Mitogen-activated protein kinase signaling in response to dynamic strain (DS). Articular chondrocytes (ACs) were exposed to no treatment or to treatment with interleukin-1-beta (IL-1β), DS alone, or DS and IL-1β for 10 or 30 minutes and were examined by Western blot analysis for (a) Ser217/221-MEK1/2 phosphorylation by DS and IL-1β. Equal protein loading was confirmed by probing blots with anti-total MEK1/2 antibody. (b) Ser338-c-RAF phosphorylation, (c) Ser445-B-Raf phosphorylation, and (d) Ras activation following immunoprecipitation with GST-Raf-1-RBD and glutathione agarose beads are shown. (e) Ras activation following pretreatment of cells with a selective Ras antagonist (2 μM GGT12133) for 30 minutes is shown along with the assessment of Ras-dependent phospho-Thr202/Tyr204-ERK1/2 (P-ERK1/2) 10 and 30 minutes post-activation. Anti-total ERK1/2 IgG (T-ERK1/2) was used to normalize total input in all lanes. All experiments were performed in triplicate. Gels represent one of three experiments with similar results in (a-e). The graphs above gels in each figure show mean and standard error of the mean of phosphoprotein/total protein in three separate experiments in (A-D). *P < 0.05 as compared with untreated control cells; **P < 0.05 as compared with IL-1β-treated cells.
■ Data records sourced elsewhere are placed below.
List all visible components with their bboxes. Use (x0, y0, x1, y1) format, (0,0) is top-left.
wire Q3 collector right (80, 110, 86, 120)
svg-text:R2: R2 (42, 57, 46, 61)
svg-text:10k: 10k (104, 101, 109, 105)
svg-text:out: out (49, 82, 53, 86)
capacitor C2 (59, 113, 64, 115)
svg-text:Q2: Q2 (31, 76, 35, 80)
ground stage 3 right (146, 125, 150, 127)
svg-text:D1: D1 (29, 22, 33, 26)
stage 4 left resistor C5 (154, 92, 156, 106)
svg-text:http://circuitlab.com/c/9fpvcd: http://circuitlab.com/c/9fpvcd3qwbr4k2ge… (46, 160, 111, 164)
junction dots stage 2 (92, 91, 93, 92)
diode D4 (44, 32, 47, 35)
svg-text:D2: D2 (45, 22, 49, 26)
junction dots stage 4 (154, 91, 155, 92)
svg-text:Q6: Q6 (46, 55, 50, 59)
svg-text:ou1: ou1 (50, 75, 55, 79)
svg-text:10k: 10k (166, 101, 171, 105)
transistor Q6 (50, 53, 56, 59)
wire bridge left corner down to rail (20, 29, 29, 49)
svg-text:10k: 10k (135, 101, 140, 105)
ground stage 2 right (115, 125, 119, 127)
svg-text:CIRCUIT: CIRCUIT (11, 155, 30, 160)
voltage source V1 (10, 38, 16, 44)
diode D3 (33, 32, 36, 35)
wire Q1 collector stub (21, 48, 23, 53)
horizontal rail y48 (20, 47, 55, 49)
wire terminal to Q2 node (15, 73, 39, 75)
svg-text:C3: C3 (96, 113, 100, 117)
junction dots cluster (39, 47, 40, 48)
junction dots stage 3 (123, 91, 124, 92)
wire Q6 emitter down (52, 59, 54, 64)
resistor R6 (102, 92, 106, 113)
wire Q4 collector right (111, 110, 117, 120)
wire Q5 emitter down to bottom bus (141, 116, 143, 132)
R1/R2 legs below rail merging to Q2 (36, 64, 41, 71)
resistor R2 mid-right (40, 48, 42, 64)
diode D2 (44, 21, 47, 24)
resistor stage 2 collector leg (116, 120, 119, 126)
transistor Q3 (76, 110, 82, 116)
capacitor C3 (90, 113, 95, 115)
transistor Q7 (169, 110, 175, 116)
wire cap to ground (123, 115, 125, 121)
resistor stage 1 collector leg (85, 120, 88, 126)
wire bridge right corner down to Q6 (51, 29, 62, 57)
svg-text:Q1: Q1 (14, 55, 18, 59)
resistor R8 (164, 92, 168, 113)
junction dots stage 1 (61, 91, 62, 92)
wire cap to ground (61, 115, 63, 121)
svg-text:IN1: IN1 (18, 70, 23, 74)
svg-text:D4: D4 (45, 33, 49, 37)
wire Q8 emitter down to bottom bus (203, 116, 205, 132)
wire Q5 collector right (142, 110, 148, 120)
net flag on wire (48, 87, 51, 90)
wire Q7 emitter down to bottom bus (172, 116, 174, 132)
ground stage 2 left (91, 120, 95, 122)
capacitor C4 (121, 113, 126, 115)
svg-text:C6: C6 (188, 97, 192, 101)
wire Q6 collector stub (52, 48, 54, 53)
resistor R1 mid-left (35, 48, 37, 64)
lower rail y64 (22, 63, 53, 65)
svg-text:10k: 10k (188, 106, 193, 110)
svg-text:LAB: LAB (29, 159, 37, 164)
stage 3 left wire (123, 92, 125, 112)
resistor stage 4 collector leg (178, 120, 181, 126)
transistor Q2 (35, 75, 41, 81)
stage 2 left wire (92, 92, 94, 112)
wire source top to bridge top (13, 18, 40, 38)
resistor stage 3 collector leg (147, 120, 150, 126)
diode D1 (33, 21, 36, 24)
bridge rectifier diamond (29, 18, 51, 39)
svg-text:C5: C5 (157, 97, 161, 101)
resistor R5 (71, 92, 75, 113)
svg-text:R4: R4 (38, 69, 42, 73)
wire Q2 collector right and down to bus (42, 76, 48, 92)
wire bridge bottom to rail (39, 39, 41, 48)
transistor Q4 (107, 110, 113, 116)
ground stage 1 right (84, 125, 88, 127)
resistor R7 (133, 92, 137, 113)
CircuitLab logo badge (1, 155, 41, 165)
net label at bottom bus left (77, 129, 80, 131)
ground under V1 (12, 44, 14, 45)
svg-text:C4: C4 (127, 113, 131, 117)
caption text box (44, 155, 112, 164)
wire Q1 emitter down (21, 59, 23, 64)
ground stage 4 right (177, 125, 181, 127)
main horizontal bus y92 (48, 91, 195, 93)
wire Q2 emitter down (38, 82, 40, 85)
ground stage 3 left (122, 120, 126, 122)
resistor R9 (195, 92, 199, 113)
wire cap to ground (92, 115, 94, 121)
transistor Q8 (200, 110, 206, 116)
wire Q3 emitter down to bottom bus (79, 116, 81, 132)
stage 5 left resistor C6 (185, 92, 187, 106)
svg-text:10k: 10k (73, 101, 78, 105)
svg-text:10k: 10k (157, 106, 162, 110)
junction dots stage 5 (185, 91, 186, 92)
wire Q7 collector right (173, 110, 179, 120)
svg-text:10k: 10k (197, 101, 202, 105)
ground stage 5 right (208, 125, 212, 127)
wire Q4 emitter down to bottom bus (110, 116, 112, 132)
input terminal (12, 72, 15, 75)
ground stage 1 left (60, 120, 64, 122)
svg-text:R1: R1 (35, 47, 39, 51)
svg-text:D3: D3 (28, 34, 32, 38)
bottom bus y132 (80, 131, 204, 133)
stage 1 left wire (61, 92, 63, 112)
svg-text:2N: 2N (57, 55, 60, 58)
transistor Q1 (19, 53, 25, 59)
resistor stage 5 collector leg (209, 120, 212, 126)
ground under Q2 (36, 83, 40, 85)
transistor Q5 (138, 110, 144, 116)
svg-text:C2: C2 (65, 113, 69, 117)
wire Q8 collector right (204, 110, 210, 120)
DTF, dynamic tensile force; ERK1/2, extracellular receptor kinase 1/2; GGT, Ras inhibitor GGT12133; GST, glutathione-S-transferase; MEK1/2, mitogen-activated protein kinase/extracellular receptor kinase 1/2; RBD, Ras-binding domain.

Figure 3

Mechanical signals activate integrin-linked kinase (ILK). (a) Articular chondrocytes (ACs) either were not transfected [a,b] or were transfected with p-FLAG-CMV2 empty [c,d], FLAG-KD-ILK [e,f], FLAG-N-ILK [g,h], or FLAG-WT ILK [i,j]. ACs were immunostained with anti-ILK (left frames) or anti-FLAG (right frames) antibodies and CY3-conjugated secondary antibodies. All cells were counterstained with fluorescein isothiocyanate-phalloidin to visualize β-actin. Western blot analysis shows ERK1/2 activation in untransfected ACs or those transfected with FLAG-N-ILK, FLAG-KD-ILK, FLAG-WT-ILK, or pFLAG-CMV2 exposed to (b) no strain or dynamic strain (DS) alone, (c) interleukin-1-beta (IL-1β) alone, or (d) DS and IL-1β. Frames (c,d) show semiquantitative estimation of bands in Western blots. All figures represent one of three similar experiments. ERK1/2, extracellular receptor kinase 1/2; FLAG, polypeptide protein sequence DYKDDDDK; KD, kinase-deficient; P-ERK1/2, phospho-Thr202/Tyr204-extracellular receptor kinase 1/2; T-ERK1/2, total extracellular receptor kinase 1/2; WT, wild-type.